The May 20 edition of The New England Journal of Medicine carries three reports updating the long-term outcomes of patients who underwent endovascular abdominal aortic aneurysm repair compared with those who had open surgical repair. Consistent with prior findings, a median of 6 years out endovascular and open repairs produced similar survival rates.
A comment in the Journal’s editorial on this caught my eye: Dr. K. Craig Kent, chairman of surgery at the University of Wisconsin, said, “The finding of an early mortality advantage followed by long-term equivalence will probably lead most patients to select endovascular repair. Currently in the United States, more than 60% of infrarenal aneurysms are repaired by endovascular techniques (unpublished data).”
I’d love to know where Dr. Kent got this statistic, but it sounds very believable. Given the choice of roughly equivalent outcomes, who wouldn’t prefer to have their deformed aorta fixed without cutting holes in the chest wall. I’m only surprised that the percent favoring endovascular isn’t even higher.
Avoiding chest cuts, be it for heart surgery or other thoracic operations, has been the goal since Dr. Andreas Gruentzig 35 years ago first adapted endovascular catheters for use in coronary arteries as an alternative to coronary bypass surgery.
A couple of months ago, at the annual meeting of the American College of Cardiology, I covered the report by Dr. Ted Feldman of the EVEREST II results, the pivotal trial of an endovascular clip for mitral valve repair, an alternative to open-chest valve surgery. Several aspects of the EVEREST II study received sharp criticism from thoracic surgeons, including the on-scene discussant, thoracic surgeon Dr. J. Scott Millikan, who provocatively noted that the high radiation exposure to endovascular patients might have been an adverse event. In a touché moment, Dr. Feldman parried, “In that spirit, sternotomy might be considered an adverse event as well.”

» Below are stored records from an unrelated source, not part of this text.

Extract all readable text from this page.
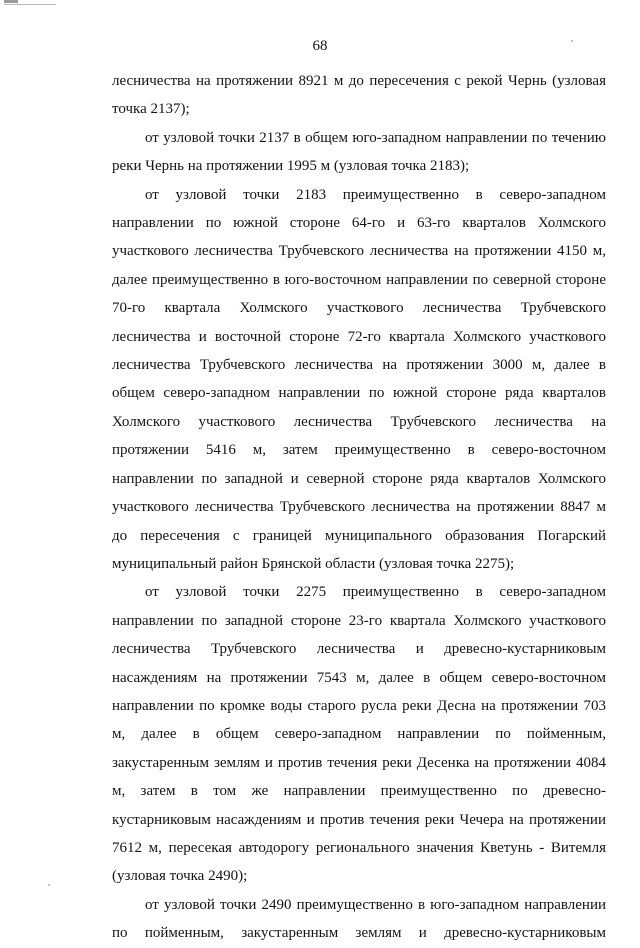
68

лесничества на протяжении 8921 м до пересечения с рекой Чернь (узловая точка 2137);

от узловой точки 2137 в общем юго-западном направлении по течению реки Чернь на протяжении 1995 м (узловая точка 2183);

от узловой точки 2183 преимущественно в северо-западном направлении по южной стороне 64-го и 63-го кварталов Холмского участкового лесничества Трубчевского лесничества на протяжении 4150 м, далее преимущественно в юго-восточном направлении по северной стороне 70-го квартала Холмского участкового лесничества Трубчевского лесничества и восточной стороне 72-го квартала Холмского участкового лесничества Трубчевского лесничества на протяжении 3000 м, далее в общем северо-западном направлении по южной стороне ряда кварталов Холмского участкового лесничества Трубчевского лесничества на протяжении 5416 м, затем преимущественно в северо-восточном направлении по западной и северной стороне ряда кварталов Холмского участкового лесничества Трубчевского лесничества на протяжении 8847 м до пересечения с границей муниципального образования Погарский муниципальный район Брянской области (узловая точка 2275);

от узловой точки 2275 преимущественно в северо-западном направлении по западной стороне 23-го квартала Холмского участкового лесничества Трубчевского лесничества и древесно-кустарниковым насаждениям на протяжении 7543 м, далее в общем северо-восточном направлении по кромке воды старого русла реки Десна на протяжении 703 м, далее в общем северо-западном направлении по пойменным, закустаренным землям и против течения реки Десенка на протяжении 4084 м, затем в том же направлении преимущественно по древесно-кустарниковым насаждениям и против течения реки Чечера на протяжении 7612 м, пересекая автодорогу регионального значения Кветунь - Витемля (узловая точка 2490);

от узловой точки 2490 преимущественно в юго-западном направлении по пойменным, закустаренным землям и древесно-кустарниковым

Thinking about surgeons slicing open a patient’s chest, I can’t help but recall the scene in MASH where Hawkeye Pierce (Donald Sutherland) pleads with Col. Blake to get his unit a “chest cutter,” who soon after arrives in the person of Trapper John (Elliott Gould).
When that line hit my medically-naive teenage ears in 1970, it took me a couple of beats to understand what Hawkeye meant, and realize, possibly for the first time and with some shock and revulsion, what thoracic surgery entailed. Part of Altman’s genius in MASH was portraying surgery, and war too, in starkly grisly but off-handed ways. leaving the audience to later ponder the implications of what chest cutters do.